# Cabomba roots growing on stem



## loachlady5 (Dec 9, 2007)

I haven't had this happen w/ cabomba. Is it just on the bottom portion of the plant? Sometimes the bottom portions don't get as much light if they're bunched together. When I have too many roots on a stem plant, I pull them off and sometimes a leaf grows there in its place. Sometimes the roots just come back and I pull them off. I think that stem plants are more likely to send out roots if they are blocked from light (hence the lower parts rooting more).


----------



## mcd19 (Apr 30, 2007)

This is a normal occurrence with many stem plants. It is OK to just pinch off the roots that are growing off the stems, it will not harm the plant. Some people don't mind the look of aerial roots but I too remove them because I like the cleaner look.


----------



## hvuong (Nov 16, 2007)

I have this same problem and i dont like how it looks, if the roots touch the substrate will it anchor to it and possibly drag it down?


----------



## lauraleellbp (Feb 3, 2008)

hvuong said:


> I have this same problem and i dont like how it looks, if the roots touch the substrate will it anchor to it and possibly drag it down?


Yes. You could trim the roots, or simply trim the top and replant... Cabomba in my tanks always does the same thing.


----------



## legomaniac89 (Mar 16, 2008)

It's just a natural thing stem plants do. Sending down more roots from the nodes in the stem helps them gather more nutrients from the substrate and keep them more stable. Usually they only form towards the bottom of the plant.

If the plants begins to grow sideways, it will most likely send out a bunch of anchor roots from the stem to keep it more stable in its awkward position. I've noticed this in my Rotala rotundifolia in my tank.

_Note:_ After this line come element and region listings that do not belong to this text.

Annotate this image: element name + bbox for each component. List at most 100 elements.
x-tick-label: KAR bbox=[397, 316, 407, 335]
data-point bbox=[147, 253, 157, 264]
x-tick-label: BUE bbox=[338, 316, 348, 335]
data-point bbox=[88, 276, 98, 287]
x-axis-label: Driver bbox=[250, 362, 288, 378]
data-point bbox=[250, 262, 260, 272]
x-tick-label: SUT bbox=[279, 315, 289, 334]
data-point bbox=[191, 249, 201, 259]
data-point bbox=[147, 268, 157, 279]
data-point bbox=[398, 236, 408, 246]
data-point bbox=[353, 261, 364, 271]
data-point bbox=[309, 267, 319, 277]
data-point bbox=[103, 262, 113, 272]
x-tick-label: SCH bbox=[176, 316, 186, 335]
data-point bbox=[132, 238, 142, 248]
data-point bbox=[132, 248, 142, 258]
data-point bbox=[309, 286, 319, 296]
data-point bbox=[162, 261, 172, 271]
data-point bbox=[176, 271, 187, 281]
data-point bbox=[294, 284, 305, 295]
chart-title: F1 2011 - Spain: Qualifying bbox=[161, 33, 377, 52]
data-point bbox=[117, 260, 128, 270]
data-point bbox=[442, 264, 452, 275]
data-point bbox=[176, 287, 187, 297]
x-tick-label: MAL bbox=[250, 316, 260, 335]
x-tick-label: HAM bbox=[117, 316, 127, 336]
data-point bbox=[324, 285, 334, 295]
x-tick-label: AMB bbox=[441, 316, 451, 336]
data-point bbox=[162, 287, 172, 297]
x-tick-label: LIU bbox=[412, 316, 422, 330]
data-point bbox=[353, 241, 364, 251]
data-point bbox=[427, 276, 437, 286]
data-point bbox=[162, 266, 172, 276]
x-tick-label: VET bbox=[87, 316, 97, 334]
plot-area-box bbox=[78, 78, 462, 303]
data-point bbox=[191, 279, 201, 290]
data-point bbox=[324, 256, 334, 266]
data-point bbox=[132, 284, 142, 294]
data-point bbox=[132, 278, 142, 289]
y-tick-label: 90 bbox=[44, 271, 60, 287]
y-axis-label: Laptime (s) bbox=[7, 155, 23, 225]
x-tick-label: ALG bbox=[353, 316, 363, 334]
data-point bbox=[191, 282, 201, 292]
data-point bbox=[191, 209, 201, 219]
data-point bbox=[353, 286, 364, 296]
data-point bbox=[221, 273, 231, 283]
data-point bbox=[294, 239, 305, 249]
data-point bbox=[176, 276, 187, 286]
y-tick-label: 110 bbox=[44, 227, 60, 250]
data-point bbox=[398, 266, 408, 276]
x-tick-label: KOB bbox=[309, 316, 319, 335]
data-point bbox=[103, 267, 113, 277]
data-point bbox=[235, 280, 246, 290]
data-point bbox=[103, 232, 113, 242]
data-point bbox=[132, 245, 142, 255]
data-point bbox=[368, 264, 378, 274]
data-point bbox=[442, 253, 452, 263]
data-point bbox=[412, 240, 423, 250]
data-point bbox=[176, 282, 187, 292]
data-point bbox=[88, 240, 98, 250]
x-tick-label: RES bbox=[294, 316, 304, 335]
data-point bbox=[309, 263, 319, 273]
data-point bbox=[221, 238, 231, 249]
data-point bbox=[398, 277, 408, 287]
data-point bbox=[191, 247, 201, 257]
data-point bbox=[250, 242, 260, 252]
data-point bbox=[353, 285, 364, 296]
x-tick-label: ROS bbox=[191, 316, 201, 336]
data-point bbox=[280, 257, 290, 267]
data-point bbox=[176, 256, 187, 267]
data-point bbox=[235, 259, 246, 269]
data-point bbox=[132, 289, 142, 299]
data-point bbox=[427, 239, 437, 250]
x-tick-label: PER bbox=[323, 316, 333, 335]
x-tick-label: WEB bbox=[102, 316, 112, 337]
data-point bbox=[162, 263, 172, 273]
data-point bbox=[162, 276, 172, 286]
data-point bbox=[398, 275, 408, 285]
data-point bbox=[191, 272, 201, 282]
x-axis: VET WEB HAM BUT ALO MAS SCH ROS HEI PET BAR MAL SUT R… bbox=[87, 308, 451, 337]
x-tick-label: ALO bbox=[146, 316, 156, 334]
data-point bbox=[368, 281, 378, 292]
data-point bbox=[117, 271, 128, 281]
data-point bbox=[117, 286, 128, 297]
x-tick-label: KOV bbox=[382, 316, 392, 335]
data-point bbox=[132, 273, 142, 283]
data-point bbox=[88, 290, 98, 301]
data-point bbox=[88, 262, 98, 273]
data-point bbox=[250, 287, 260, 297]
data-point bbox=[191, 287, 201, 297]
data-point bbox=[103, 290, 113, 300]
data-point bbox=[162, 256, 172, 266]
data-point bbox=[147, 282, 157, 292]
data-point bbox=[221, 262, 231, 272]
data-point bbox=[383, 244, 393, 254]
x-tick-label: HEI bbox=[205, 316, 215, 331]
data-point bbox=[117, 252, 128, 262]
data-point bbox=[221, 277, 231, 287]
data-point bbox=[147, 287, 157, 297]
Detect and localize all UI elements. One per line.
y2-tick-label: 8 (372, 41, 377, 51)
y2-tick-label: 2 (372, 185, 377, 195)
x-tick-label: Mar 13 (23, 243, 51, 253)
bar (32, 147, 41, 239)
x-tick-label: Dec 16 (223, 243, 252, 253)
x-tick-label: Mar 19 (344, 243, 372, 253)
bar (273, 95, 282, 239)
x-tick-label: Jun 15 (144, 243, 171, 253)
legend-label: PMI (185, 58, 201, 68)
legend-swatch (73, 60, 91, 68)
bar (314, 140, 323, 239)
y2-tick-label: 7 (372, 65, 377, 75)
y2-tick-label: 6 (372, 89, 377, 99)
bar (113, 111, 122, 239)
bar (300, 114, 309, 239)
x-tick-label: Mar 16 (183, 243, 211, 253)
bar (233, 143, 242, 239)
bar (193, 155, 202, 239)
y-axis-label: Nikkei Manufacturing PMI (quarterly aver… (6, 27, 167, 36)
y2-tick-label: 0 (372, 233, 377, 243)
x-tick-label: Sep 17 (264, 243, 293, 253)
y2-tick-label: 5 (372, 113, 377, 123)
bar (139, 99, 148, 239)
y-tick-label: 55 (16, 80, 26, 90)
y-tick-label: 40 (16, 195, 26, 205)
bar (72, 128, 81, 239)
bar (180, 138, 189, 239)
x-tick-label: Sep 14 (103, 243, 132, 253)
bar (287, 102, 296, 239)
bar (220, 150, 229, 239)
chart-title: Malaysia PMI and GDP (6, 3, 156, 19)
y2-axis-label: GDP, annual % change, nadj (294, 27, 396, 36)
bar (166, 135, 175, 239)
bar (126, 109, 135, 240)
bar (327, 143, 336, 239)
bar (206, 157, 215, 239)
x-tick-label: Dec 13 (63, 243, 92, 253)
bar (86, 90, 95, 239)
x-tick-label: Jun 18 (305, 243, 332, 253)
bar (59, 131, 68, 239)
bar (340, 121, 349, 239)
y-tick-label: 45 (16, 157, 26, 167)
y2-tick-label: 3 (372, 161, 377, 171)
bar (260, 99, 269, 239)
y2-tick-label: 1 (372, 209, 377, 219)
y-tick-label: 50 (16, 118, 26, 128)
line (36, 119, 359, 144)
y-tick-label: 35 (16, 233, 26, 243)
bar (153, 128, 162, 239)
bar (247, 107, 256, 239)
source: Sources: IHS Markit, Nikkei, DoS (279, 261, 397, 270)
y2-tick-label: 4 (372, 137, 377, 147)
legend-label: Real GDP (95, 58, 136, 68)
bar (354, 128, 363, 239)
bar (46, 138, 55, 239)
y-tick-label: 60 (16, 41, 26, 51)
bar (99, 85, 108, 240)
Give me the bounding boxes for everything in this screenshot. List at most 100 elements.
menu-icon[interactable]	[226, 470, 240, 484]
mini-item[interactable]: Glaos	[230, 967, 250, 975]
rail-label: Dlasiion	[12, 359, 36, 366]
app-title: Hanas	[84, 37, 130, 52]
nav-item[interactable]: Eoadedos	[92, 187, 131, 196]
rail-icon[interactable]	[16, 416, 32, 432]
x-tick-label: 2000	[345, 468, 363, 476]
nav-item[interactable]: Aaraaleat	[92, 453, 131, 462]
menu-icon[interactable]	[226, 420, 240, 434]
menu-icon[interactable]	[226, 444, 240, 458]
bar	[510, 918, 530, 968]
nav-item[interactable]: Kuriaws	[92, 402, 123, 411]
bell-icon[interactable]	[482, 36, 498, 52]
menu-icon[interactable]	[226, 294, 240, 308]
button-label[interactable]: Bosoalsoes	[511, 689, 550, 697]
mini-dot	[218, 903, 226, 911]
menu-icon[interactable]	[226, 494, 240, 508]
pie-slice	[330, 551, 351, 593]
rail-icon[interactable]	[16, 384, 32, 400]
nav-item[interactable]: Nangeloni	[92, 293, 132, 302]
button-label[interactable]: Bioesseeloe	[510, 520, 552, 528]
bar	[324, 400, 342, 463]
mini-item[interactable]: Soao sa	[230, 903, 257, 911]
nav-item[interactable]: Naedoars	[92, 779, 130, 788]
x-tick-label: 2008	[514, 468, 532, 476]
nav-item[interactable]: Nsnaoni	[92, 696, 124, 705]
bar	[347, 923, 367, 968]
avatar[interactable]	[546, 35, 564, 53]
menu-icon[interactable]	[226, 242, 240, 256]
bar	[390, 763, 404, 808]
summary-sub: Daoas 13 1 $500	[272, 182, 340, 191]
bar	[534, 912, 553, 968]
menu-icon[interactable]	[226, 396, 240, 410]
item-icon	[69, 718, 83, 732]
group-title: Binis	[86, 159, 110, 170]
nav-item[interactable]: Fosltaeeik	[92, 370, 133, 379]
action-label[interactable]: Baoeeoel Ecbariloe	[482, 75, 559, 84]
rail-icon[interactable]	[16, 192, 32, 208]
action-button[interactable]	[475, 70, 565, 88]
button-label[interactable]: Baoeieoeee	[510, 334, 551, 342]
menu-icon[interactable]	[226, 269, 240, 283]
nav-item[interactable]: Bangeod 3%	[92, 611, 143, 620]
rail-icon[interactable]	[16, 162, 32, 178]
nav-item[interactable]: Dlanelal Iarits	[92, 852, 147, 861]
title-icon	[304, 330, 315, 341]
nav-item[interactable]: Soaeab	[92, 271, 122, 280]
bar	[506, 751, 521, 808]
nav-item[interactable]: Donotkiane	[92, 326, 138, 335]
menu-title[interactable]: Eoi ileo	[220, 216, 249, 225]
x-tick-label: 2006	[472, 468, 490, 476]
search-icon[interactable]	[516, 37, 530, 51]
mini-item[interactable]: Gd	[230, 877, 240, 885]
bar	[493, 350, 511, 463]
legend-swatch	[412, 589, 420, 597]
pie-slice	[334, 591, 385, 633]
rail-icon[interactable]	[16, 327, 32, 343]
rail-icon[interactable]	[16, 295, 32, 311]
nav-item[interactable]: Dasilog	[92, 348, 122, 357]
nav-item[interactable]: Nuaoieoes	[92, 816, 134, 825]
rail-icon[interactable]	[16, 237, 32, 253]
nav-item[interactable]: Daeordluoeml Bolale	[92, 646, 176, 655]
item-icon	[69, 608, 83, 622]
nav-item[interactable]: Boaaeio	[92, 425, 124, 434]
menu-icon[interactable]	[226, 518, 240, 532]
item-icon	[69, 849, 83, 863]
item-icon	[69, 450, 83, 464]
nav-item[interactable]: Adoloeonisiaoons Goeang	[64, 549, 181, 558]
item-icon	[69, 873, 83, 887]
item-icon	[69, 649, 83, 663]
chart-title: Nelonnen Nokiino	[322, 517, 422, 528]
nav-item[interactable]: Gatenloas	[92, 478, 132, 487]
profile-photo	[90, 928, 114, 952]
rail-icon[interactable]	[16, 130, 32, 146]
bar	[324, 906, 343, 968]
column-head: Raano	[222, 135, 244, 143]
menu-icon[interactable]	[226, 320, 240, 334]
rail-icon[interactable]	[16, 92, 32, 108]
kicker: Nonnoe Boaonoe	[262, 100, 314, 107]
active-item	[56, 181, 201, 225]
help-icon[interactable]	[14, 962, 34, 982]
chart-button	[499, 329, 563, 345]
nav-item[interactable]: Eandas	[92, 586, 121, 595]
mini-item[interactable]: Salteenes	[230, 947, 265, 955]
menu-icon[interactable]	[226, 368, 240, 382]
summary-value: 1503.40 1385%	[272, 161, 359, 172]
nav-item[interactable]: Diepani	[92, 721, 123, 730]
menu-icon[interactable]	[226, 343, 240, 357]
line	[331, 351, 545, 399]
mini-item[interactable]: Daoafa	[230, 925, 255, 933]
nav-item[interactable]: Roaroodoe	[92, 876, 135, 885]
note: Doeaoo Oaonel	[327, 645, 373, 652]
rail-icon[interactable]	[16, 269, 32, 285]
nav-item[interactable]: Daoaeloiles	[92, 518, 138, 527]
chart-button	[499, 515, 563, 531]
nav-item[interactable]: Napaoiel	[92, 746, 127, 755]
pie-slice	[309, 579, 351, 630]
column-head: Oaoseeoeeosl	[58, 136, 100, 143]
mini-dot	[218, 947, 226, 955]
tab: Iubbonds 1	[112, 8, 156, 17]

You can pinch or trim the roots if you want, it won't harm the plant at all. When the roots hit the substrate, the roots will keep growing and won't drag the plant down with it, at least they shouldn't. I've never seen it happen but I can assume.


----------



## hvuong (Nov 16, 2007)

Well i haven't started dosing any fertilizer in my tank yet since im still working on planting it. Do you think this has to do with the extra roots, since the cabomba is growing extra stems to get more nutrients.


----------



## tallerin (Mar 20, 2008)

Not an expert on plants but I have some Ludwigia Peruensis and Ludwigia repens that never had roots while useing what I had for fertilizer. I stopped useing the fertilizer tablets I had and both have tons of roots on them now. There not towards the tops like on your cabomba but from the middle to the bottom I just removed the middle and leave the bottom as they are going into the substrate and seemto help out keeping them in place (haven't seen them knocked out yet from my fish).


----------



## legomaniac89 (Mar 16, 2008)

hvuong, in the cabomba pic, it looks like it was growing sideways? Had it bent over when it reached the surface. If so this is the reason for the roots. They are just anchor roots to keep the plant stable in its awkward position. This (I don't think) has anything to do with not enough nutrients, it's just keeping itself stable.


----------



## eyebeatbadgers (Aug 6, 2007)

Even with full EI dosing, these roots will still appear along the entire length of most stem plants.


----------



## 9am53 (Jan 23, 2008)

i used to have a big bunch of cabomba with like 8 stems coming from it, I was dosing EI and having major problems with algae AND these roots, I got rid of the cabomba, or so I thought, only to find that it came back, I must have missed a little bit, and it grew back. I since then have modified my dosing regimen, and magically my algae AND my cabomba roots have disappeared. Assuming that this is not magic, the things that have changed and led to my cabomba roots disappearing are:

1) I have proper nutrient levels now
2) i have fewer stems now, only 3
3) this one I think is most important, before I was letting the plant grow tall, now I dont let it get past maybe 10-12 inches tall, this seems to keep the plant growing up. Once it gets near the top they always seemed to bend over and drop roots...keeping them short really seems to help

I feel your pain, the roots were why I tried to get rid of it in the first place, but now that its growing nicely, and without roots, I am happy to have it again.


----------